Mathematically, the simplest kind of transverse wave is a plane linearly polarized sinusoidal one. "Plane" here means that the direction of propagation is unchanging and the same over the whole medium; "linearly polarized" means that the direction of displacement too is unchanging and the same over the whole medium; and the magnitude of the displacement is a sinusoidal function only of time and of position along the direction of propagation.

The motion of such a wave can be expressed mathematically as follows. Let d be the direction of propagation (a vector with unit length), and o any reference point in the medium. Let u be the direction of the oscillations (another unit-length vector perpendicular to d). The displacement of a particle at any point p of the medium and any time t (seconds) will be

where A is the wave's amplitude or strength, T is its period, v is the speed of propagation, and φ is its phase at o. All these parameters are real numbers. The symbol "•" denotes the inner product of two vectors.

By this equation, the wave travels in the direction d and the oscillations occur back and forth along the direction u. The wave is said to be linearly polarized in the direction u.

An observer that looks at a fixed point p will see the particle there move in a simple harmonic (sinusoidal) motion with period T seconds, with maximum particle displacement A in each sense; that is, with a frequency of f = 1/T full oscillation cycles every second. A snapshot of all particles at a fixed time t will show the same displacement for all particles on each plane perpendicular to d, with the displacements in successive planes forming a sinusoidal pattern, with each full cycle extending along d by the wavelength λ = v T = v/f. The whole pattern moves in the direction d with speed V.

The same equation describes a plane linearly polarized sinusoidal light wave, except that the "displacement" S(p, t) is the electric field at point p and time t. (The magnetic field will be described by the same equation, but with a "displacement" direction that is perpendicular to both d and u, and a different amplitude.)
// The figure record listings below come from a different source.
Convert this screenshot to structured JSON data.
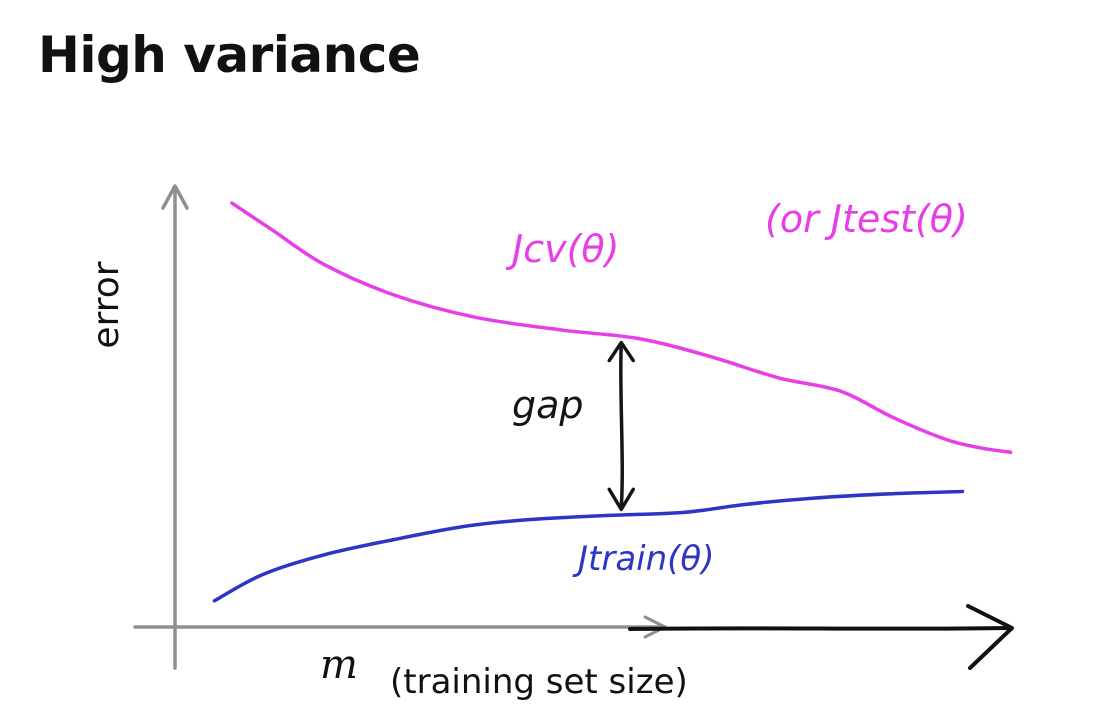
{
  "title": "High variance",
  "colors": {
    "cv": "#e83ee8",
    "train": "#2d35c4",
    "gap": "#151515",
    "axis": "#8f8f8f",
    "axis_dark": "#111111",
    "text": "#111111"
  },
  "chart_data": {
    "type": "line",
    "title": "High variance",
    "xlabel_var": "m",
    "xlabel_text": "(training set size)",
    "ylabel": "error",
    "xlim": [
      0,
      10
    ],
    "ylim": [
      0,
      10
    ],
    "grid": false,
    "series": [
      {
        "id": "cv",
        "name": "Jcv(θ)",
        "name_alt": "(or Jtest(θ)",
        "points": [
          [
            0.65,
            9.7
          ],
          [
            1.1,
            9.1
          ],
          [
            1.7,
            8.3
          ],
          [
            2.5,
            7.6
          ],
          [
            3.4,
            7.1
          ],
          [
            4.4,
            6.8
          ],
          [
            5.3,
            6.6
          ],
          [
            6.1,
            6.2
          ],
          [
            6.9,
            5.7
          ],
          [
            7.6,
            5.4
          ],
          [
            8.2,
            4.8
          ],
          [
            8.8,
            4.3
          ],
          [
            9.2,
            4.1
          ],
          [
            9.55,
            4.0
          ]
        ]
      },
      {
        "id": "train",
        "name": "Jtrain(θ)",
        "points": [
          [
            0.45,
            0.6
          ],
          [
            1.0,
            1.2
          ],
          [
            1.7,
            1.65
          ],
          [
            2.5,
            2.0
          ],
          [
            3.3,
            2.3
          ],
          [
            4.0,
            2.45
          ],
          [
            4.9,
            2.55
          ],
          [
            5.8,
            2.62
          ],
          [
            6.5,
            2.8
          ],
          [
            7.3,
            2.95
          ],
          [
            8.2,
            3.05
          ],
          [
            9.0,
            3.1
          ]
        ]
      }
    ],
    "annotations": [
      {
        "type": "double-arrow",
        "label": "gap",
        "x": 5.1,
        "y_from": 2.6,
        "y_to": 6.6
      }
    ]
  }
}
In a homogeneous elastic medium, complex oscillations (vibrations in a material or light flows) can be described as the superposition of many simple sinusoidal waves, either transverse (linearly polarized) or longitudinal.

The vibrations of a violin string, for example, can be analyzed as the sum of many transverse waves of different frequencies, that displace the string either up or down or left to right. The ripples in a pond can be analyzed as a combination of transverse and longitudinal waves (gravity waves) that propagate together.

If the medium is linear and allows multiple independent displacement directions for the same travel direction d, we can choose two mutually perpendicular directions of polarization, and express any wave linearly polarized in any other direction as a linear combination (mixing) of those two waves.

By combining two waves with same frequency, velocity, and direction of travel, but with different phases and independent displacement directions, one obtains a circularly or elliptically polarized wave. In such a wave the particles describe circular or ellitcal trajectories, instead of moving back and forth.